O’Connor looked at the jury while Anderson spoke. He turned back toward the stand and asked, “Have you ever been in trouble before now?”
“No, sir,” Anderson said, “not until I done what I did.”
“You’re a good Marine, then,” O’Connor said, looking at the jury.
“Yes, sir!” Anderson snapped and smiled.
“Did you know Private Rein before that day?” O’Connor said, walking toward the witness stand.
“I seen him here and there, but I didn’t know him. I know of him. I don’t hang with the likes of that bunch,” Anderson said, shaking his head.
“What bunch is that, Private Anderson?” O’Connor asked, leaning his hand on the witness stand rail and looking back at the jury.
“The Klan, sir, folks like that,” Anderson said, curling his lips as he spoke.
“Folks like that?” O’Connor asked, looking back at his client.
“Yes, sir. Bigots,” Anderson said, and swallowed hard against his dry throat. “Can I get some water?”
“Sure,” O’Connor said, and took a glass from the defense table and brought it to him.
Ce
lestine Anderson drained the entire tumbler, and nodded his head in a gesture of thanks as he handed the glass back to his lawyer.
“Did you kill Private Rein?” O’Connor said, walking to the defense table, refilling the empty glass with water, and walking back to the witness stand, where he set it on the four-inch-wide handrail for his client.
“Yes, sir. I did. I killed him,” Anderson said, taking the glass and sipping more water.
“Why? What did Private Rein do to provoke such anger?” O’Connor asked, walking toward the jury box.
“Me and my peas—” Anderson began.
“Peas?” O’Connor asked, shrugging at the witness.
“Yes, sir. You know, my brothers. Bloods,” Anderson answered.
“Friends,” O’Connor offered.
“Yes, sir. Peas. You know,” Anderson repeated and blinked sweat from his eyes. “We’s all standing out front of the chow hall, dapping. You know, like we do?”
“We’re clear on dapping, Private Anderson. Go on,” O’Connor said, waving his hand for his client to continue.
“We’s waitin’ to go in the chow hall, and we hear this group of chucks talkin’ tough,” Anderson said, and wiped the sweat from his eyes with his chained wrists.
O’Connor swallowed at the sound of the word “chucks” and started to interrupt Anderson for a definition, but decided to hope that the racial epithet did not cue anyone. Anderson stopped talking, seeing O’Connor’s reaction, and waited for the captain to ask his question. In the silence, Charlie Heyster scrawled a note on his pad.

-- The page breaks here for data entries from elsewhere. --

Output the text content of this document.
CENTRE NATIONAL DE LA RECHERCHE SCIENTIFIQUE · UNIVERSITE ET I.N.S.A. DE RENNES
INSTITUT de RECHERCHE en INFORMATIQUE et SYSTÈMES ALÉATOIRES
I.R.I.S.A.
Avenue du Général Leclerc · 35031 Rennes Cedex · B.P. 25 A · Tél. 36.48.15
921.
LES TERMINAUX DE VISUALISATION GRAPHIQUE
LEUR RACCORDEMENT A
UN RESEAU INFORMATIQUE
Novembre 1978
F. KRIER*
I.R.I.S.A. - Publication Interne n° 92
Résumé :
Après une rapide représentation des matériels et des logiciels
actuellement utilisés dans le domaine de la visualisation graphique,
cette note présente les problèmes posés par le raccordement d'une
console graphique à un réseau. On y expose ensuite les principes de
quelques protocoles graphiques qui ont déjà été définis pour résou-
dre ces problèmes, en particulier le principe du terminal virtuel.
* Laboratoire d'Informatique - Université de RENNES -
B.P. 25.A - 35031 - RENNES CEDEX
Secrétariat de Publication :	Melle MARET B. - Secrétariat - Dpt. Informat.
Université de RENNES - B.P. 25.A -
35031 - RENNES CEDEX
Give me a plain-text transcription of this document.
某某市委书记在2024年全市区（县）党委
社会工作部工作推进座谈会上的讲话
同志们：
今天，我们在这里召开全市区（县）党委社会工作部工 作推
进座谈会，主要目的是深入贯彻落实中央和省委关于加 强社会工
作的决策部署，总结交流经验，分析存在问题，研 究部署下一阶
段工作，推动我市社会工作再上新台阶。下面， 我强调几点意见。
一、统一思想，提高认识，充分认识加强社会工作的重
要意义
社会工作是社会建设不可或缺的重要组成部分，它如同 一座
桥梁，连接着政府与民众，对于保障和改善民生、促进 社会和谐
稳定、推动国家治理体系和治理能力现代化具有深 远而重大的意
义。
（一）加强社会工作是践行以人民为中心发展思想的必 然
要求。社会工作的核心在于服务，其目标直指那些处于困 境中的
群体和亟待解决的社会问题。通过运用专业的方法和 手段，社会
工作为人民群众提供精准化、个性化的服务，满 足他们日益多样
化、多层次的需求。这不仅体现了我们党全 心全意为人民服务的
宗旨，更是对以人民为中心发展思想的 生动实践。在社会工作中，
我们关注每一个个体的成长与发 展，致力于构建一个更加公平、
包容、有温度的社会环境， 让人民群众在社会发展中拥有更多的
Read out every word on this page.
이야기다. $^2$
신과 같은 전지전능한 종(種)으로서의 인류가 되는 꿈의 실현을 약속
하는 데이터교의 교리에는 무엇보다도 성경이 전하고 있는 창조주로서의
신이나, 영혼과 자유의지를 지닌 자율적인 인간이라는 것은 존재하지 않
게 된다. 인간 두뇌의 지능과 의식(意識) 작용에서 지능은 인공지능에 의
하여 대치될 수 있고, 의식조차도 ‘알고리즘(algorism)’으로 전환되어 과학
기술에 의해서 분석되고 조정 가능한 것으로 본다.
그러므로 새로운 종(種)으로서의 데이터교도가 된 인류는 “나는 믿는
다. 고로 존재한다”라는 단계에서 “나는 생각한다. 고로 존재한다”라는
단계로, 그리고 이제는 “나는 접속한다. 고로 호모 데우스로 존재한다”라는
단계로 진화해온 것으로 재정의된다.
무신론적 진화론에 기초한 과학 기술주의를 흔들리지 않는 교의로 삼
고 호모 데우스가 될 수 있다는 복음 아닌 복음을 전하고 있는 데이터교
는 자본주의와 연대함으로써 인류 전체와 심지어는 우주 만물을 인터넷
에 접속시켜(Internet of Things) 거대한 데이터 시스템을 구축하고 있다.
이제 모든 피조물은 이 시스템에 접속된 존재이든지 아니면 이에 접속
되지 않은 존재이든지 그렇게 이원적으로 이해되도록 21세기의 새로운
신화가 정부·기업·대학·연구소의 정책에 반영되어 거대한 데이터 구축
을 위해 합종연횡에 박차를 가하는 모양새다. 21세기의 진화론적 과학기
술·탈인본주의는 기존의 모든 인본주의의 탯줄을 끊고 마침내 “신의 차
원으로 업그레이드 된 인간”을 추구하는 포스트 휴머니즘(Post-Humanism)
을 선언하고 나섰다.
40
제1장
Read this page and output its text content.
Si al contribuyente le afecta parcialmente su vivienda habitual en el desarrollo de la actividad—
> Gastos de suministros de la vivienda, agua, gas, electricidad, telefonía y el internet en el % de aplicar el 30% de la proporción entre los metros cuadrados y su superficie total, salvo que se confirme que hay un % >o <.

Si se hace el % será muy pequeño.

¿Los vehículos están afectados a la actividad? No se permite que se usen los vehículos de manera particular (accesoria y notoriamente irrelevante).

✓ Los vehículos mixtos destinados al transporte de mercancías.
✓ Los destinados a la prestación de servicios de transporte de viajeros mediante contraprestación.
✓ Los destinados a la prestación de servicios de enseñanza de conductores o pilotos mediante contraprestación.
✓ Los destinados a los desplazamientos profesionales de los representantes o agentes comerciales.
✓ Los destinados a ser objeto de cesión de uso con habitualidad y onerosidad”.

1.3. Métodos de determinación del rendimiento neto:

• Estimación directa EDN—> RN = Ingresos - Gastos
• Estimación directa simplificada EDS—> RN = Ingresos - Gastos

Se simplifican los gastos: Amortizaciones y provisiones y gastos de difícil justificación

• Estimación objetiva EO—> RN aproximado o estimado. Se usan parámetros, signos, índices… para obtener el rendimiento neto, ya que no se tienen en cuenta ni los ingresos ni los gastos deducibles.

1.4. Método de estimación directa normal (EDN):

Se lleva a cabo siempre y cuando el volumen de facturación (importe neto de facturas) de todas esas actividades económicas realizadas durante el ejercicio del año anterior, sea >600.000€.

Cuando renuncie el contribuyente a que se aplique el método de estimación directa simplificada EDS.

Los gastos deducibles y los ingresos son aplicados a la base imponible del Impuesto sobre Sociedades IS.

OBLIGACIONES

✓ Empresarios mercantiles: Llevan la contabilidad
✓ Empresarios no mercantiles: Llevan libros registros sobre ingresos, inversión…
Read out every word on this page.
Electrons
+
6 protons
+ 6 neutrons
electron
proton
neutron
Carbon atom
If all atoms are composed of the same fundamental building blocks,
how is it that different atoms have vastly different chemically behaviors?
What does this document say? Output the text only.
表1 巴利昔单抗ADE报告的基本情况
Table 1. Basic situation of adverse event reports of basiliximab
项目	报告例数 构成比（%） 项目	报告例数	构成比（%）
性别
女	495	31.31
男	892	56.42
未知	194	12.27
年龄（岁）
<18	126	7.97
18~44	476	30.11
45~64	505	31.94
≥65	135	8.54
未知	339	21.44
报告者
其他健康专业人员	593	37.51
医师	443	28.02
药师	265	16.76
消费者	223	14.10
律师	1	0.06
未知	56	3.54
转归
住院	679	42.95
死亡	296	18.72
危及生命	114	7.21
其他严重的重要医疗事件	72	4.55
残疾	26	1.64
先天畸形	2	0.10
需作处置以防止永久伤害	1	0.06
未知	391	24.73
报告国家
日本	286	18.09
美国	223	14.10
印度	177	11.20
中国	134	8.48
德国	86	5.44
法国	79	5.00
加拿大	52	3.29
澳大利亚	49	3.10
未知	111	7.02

“Go on,” O’Connor said calmly, hoping none of the jurors had focused on the word “chucks.”
Feeling as though he had to explain himself more clearly, Anderson began again. “We’s all standing there and hears these honky motherfuckers callin’ us niggers, and other names like it.”
The defendant’s voice rose angrily as he spoke, recounting the day.
O’Connor quickly interrupted his client.
“You regarded these whites as bigots?” the lawyer asked, glancing at the jury to see if he could assess the damage made by the slur.